The raid marks an unprecedented escalation in Europe's battle with Big Tech. French police's cybercrime unit, working alongside Europol, searched X's Paris headquarters as part of an investigation that began in January 2025. What started as a probe into algorithmic bias has mushroomed into something far darker.
Here's what investigators are looking at: complicity in possessing and distributing child pornography, violations related to sexual deepfakes, Holocaust denial, fraudulent data extraction, and operating an illegal online platform. The Paris prosecutor's office dropped a bombshell announcement—they're leaving X entirely, switching to LinkedIn and Instagram instead.

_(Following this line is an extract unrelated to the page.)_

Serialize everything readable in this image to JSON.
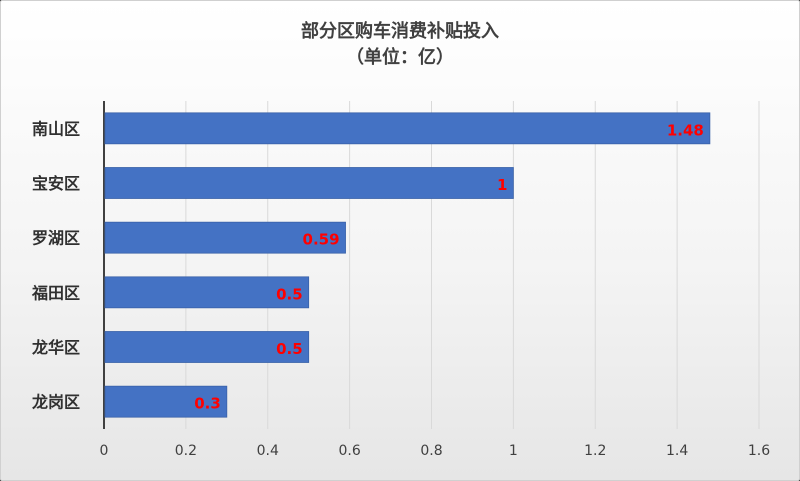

The trigger? Grok's image-generation feature, which researchers say allowed users to create nonconsensual intimate images simply by typing prompts like "put her in a bikini" or "remove her clothes." A nonprofit organisation found that Grok generated an estimated 3 million sexualised images of women and children in just days.
Malaysia and Indonesia became the first countries to block Grok in mid-January, with UK and EU regulators launching their own investigations shortly after. California Attorney General Rob Bonta has demanded that xAI (Musk's AI company) immediately halt what he called the "illegal" creation of deepfake sexual content.
What Happens Next
Musk and former X CEO Linda Yaccarino have been summoned to appear in Paris during the week of April 20 for voluntary questioning—though "voluntary" carries limited weight when you don't live in France. X employees will also be interviewed as witnesses.
Musk has dismissed the investigation as a "political attack," but the legal pressure is building across multiple jurisdictions. The European Commission fined X €120 million in December for separate transparency violations and launched a formal probe into Grok last month over the deepfakes crisis.
While xAI recently restricted Grok's image generation to paying subscribers and implemented geo-blocking in certain regions, reports indicate the standalone Grok Imagine app continues generating explicit content. Even when users explicitly state subjects don't consent, the chatbot has reportedly continued producing sexualised imagery.
What You Should Do
If you're concerned about your images being manipulated, X currently offers no foolproof protection against Grok creating deepfakes from photos you've posted. Your safest bet is limiting what personal photos you share publicly on the platform. You can also report any nonconsensual images to X's support team, though effectiveness varies.
This investigation signals that regulators won't treat AI-generated abuse as a legal grey area. Whether that pressure forces real change or just geoblocks and half-measures remains the billion-dollar question hanging over Musk's AI empire.